The team is grateful to our summer interns, Isabela Barton and Josie Brumfield, for contributing bug fixes.

June 2020 Release

24 Jun 20:36
Compare
Choose a tag to compare

This release contains the following enhancements and bug fixes:

User Enhancements

  • When IIIF manifests are imported into FromThePage, the metadata block is now displayed in the work's "About" tab. (Funded by the Civil War and Reconstruction Governors of Mississippi project.)
  • Project owners can now upload a CSV file of entities to be used as indexable subjects. (Funded by the Frederick Douglass Papers.)
  • A project owner can now restrict all completed works within a collection to be editable only by project owners with a single button.
  • When a folder containing a PDF and a metadata.yml file is uploaded, the metadata.yml file is used to populate the work metadata. (Previously this was only available for folders containing image files.)
  • Improved logic for calculating minutes spent on site.
  • Clicking on the thumbnail for a work takes the user to that work.
  • When an administrator edits a owner record, the browser redirects to the owner list rather than the user list.
  • Wording improvements to transcriber sign-up and log-in.

Integration Enhancements

  • Prevent private collections from being exposed through IIIF API. (Funded by the Beinecke Rare Book and Manuscript Library, Yale University)
  • Imports from CONTENTdm now can ingest OCR from Full-Text Search fields regardless of their name.

Serviceability Improvements

  • Automated tests have been made more robust.
  • Updated robots.txt to prevent crawlers from launching full-text searches
  • When users save a page with no subjects linked, do not update the page_article_links or articles tables

Bug Fixes

  • Project owners editing their accounts no longer have their display names lost. (Contributed by Jacob Creedon.)
  • Line breaks were being compressed in word-wrap mode; now they are replaced with a single space.
  • Large collections were not displayed on the carousel if fewer than 1% of their works had been completed.

The team is grateful to the Frederick Douglass Papers, the Civil War and Reconstruction Governors of Mississippi, and the Beinecke Library for funding several enhancements, and to Jacob Creedon for contributing bug fixes.

April 2020 Release

24 Apr 20:09
51502e7
Compare
Choose a tag to compare

This release contains the following enhancements and bug fixes:

User Enhancements

  • Better support for markdown tables
  • Project owners can now download email addresses for all users who have worked on their projects, along with opt-out information and activity summaries, so that they can add them to monthly newsletters or other communications.
  • Project owners are required to confirm that they want to blank out a collection.
  • Collaborators on private collections now see those collection on their user dashboard.
  • Performance enhancements to the Find a Project page
  • Removed full-text-search launcher from robots.txt, reducing database load due to crawlers.

Integration Enhancements

  • Limit API access to private collections.
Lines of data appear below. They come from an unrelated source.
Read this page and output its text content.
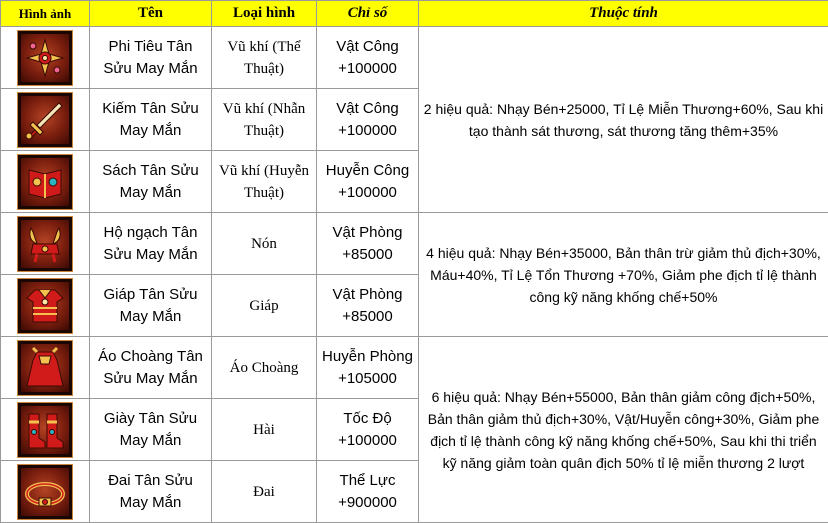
Hình ảnh	Tên	Loại hình	Chỉ số	Thuộc tính

	Phi Tiêu Tân Sửu May Mắn	Vũ khí (Thể Thuật)	Vật Công +100000	2 hiệu quả: Nhạy Bén+25000, Tỉ Lệ Miễn Thương+60%, Sau khi tạo thành sát thương, sát thương tăng thêm+35%

	Kiếm Tân Sửu May Mắn	Vũ khí (Nhẫn Thuật)	Vật Công +100000	

	Sách Tân Sửu May Mắn	Vũ khí (Huyễn Thuật)	Huyễn Công +100000	

	Hộ ngạch Tân Sửu May Mắn	Nón	Vật Phòng +85000	4 hiệu quả: Nhạy Bén+35000, Bản thân trừ giảm thủ địch+30%, Máu+40%, Tỉ Lệ Tổn Thương +70%, Giảm phe địch tỉ lệ thành công kỹ năng khống chế+50%

	Giáp Tân Sửu May Mắn	Giáp	Vật Phòng +85000	

	Áo Choàng Tân Sửu May Mắn	Áo Choàng	Huyễn Phòng +105000	6 hiệu quả: Nhạy Bén+55000, Bản thân giảm công địch+50%, Bản thân giảm thủ địch+30%, Vật/Huyễn công+30%, Giảm phe địch tỉ lệ thành công kỹ năng khống chế+50%, Sau khi thi triển kỹ năng giảm toàn quân địch 50% tỉ lệ miễn thương 2 lượt

	Giày Tân Sửu May Mắn	Hài	Tốc Độ +100000	

	Đai Tân Sửu May Mắn	Đai	Thể Lực +900000	
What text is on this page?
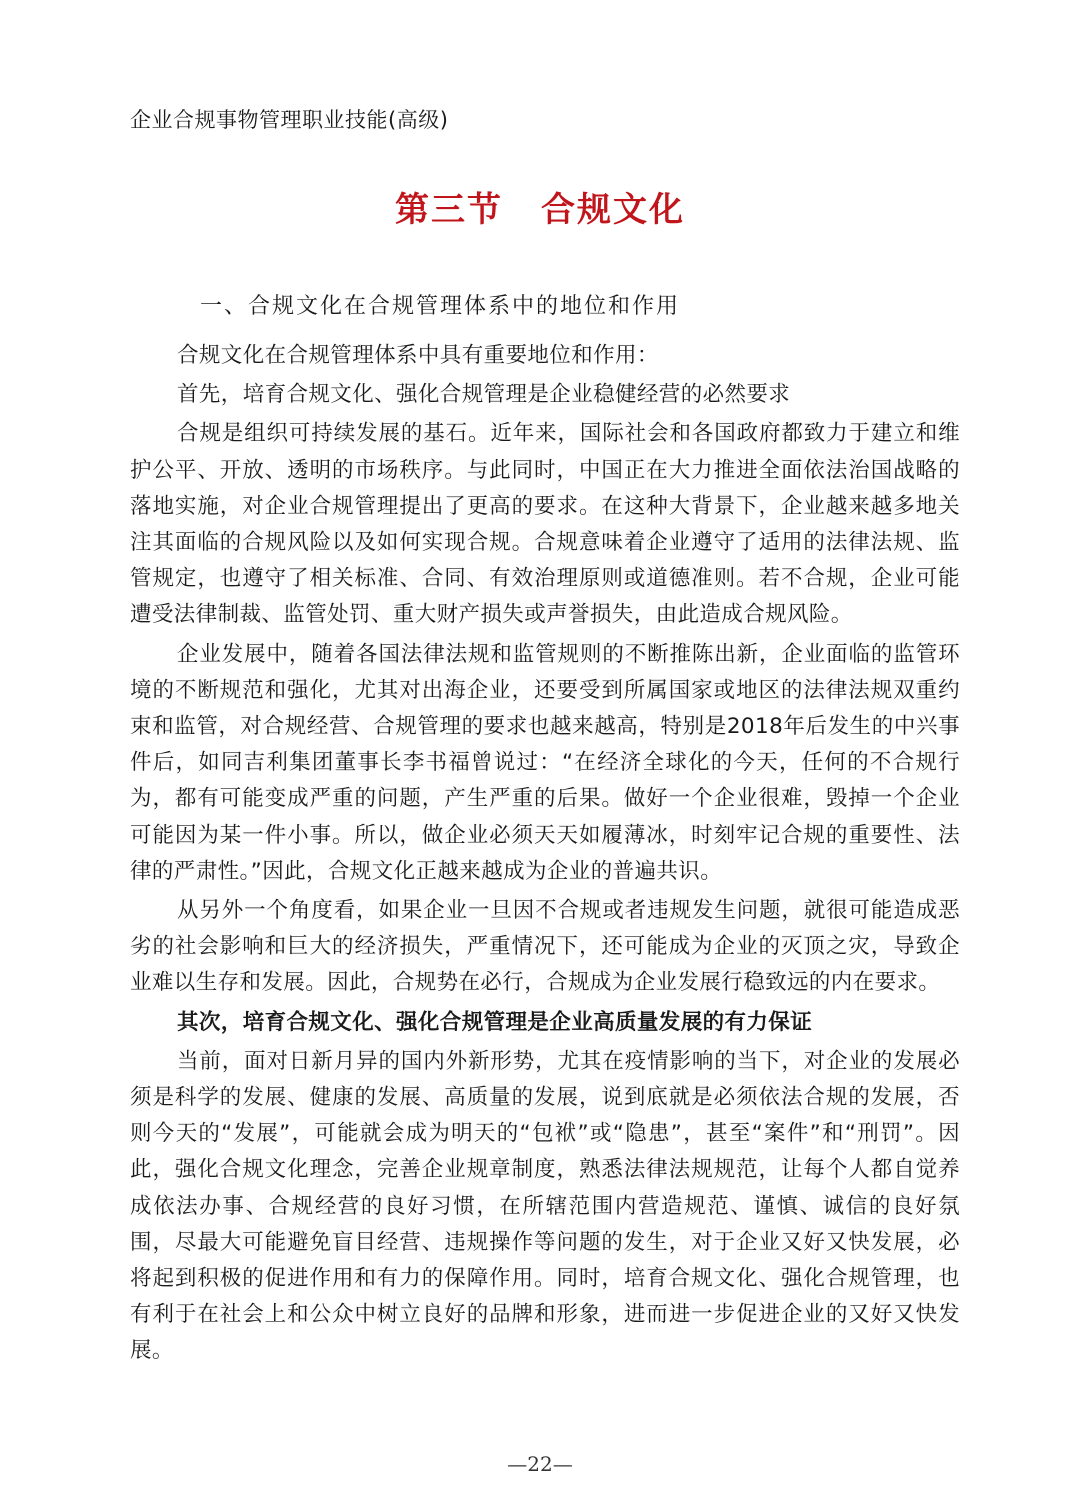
企业合规事物管理职业技能(高级)
第三节 合规文化
一、合规文化在合规管理体系中的地位和作用

合规文化在合规管理体系中具有重要地位和作用：

首先，培育合规文化、强化合规管理是企业稳健经营的必然要求

合规是组织可持续发展的基石。近年来，国际社会和各国政府都致力于建立和维护公平、开放、透明的市场秩序。与此同时，中国正在大力推进全面依法治国战略的落地实施，对企业合规管理提出了更高的要求。在这种大背景下，企业越来越多地关注其面临的合规风险以及如何实现合规。合规意味着企业遵守了适用的法律法规、监管规定，也遵守了相关标准、合同、有效治理原则或道德准则。若不合规，企业可能遭受法律制裁、监管处罚、重大财产损失或声誉损失，由此造成合规风险。

企业发展中，随着各国法律法规和监管规则的不断推陈出新，企业面临的监管环境的不断规范和强化，尤其对出海企业，还要受到所属国家或地区的法律法规双重约束和监管，对合规经营、合规管理的要求也越来越高，特别是2018年后发生的中兴事件后，如同吉利集团董事长李书福曾说过：“在经济全球化的今天，任何的不合规行为，都有可能变成严重的问题，产生严重的后果。做好一个企业很难，毁掉一个企业可能因为某一件小事。所以，做企业必须天天如履薄冰，时刻牢记合规的重要性、法律的严肃性。”因此，合规文化正越来越成为企业的普遍共识。

从另外一个角度看，如果企业一旦因不合规或者违规发生问题，就很可能造成恶劣的社会影响和巨大的经济损失，严重情况下，还可能成为企业的灭顶之灾，导致企业难以生存和发展。因此，合规势在必行，合规成为企业发展行稳致远的内在要求。

其次，培育合规文化、强化合规管理是企业高质量发展的有力保证

当前，面对日新月异的国内外新形势，尤其在疫情影响的当下，对企业的发展必须是科学的发展、健康的发展、高质量的发展，说到底就是必须依法合规的发展，否则今天的“发展”，可能就会成为明天的“包袱”或“隐患”，甚至“案件”和“刑罚”。因此，强化合规文化理念，完善企业规章制度，熟悉法律法规规范，让每个人都自觉养成依法办事、合规经营的良好习惯，在所辖范围内营造规范、谨慎、诚信的良好氛围，尽最大可能避免盲目经营、违规操作等问题的发生，对于企业又好又快发展，必将起到积极的促进作用和有力的保障作用。同时，培育合规文化、强化合规管理，也有利于在社会上和公众中树立良好的品牌和形象，进而进一步促进企业的又好又快发展。

—22—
Only private collections that have "Allow access to transcriptions via IIIF API" checked will expose the collection data via the API. (Sponsored by the Beinecke Library at Yale University)
  • OCR imports from CONTENTdm now ingest raw OCR from full fields in addition to transcr fields.

Bug Fixes

  • Document sets were handled incorrectly in some cases.
  • Fixed LaTex encoding problems in transcriptions.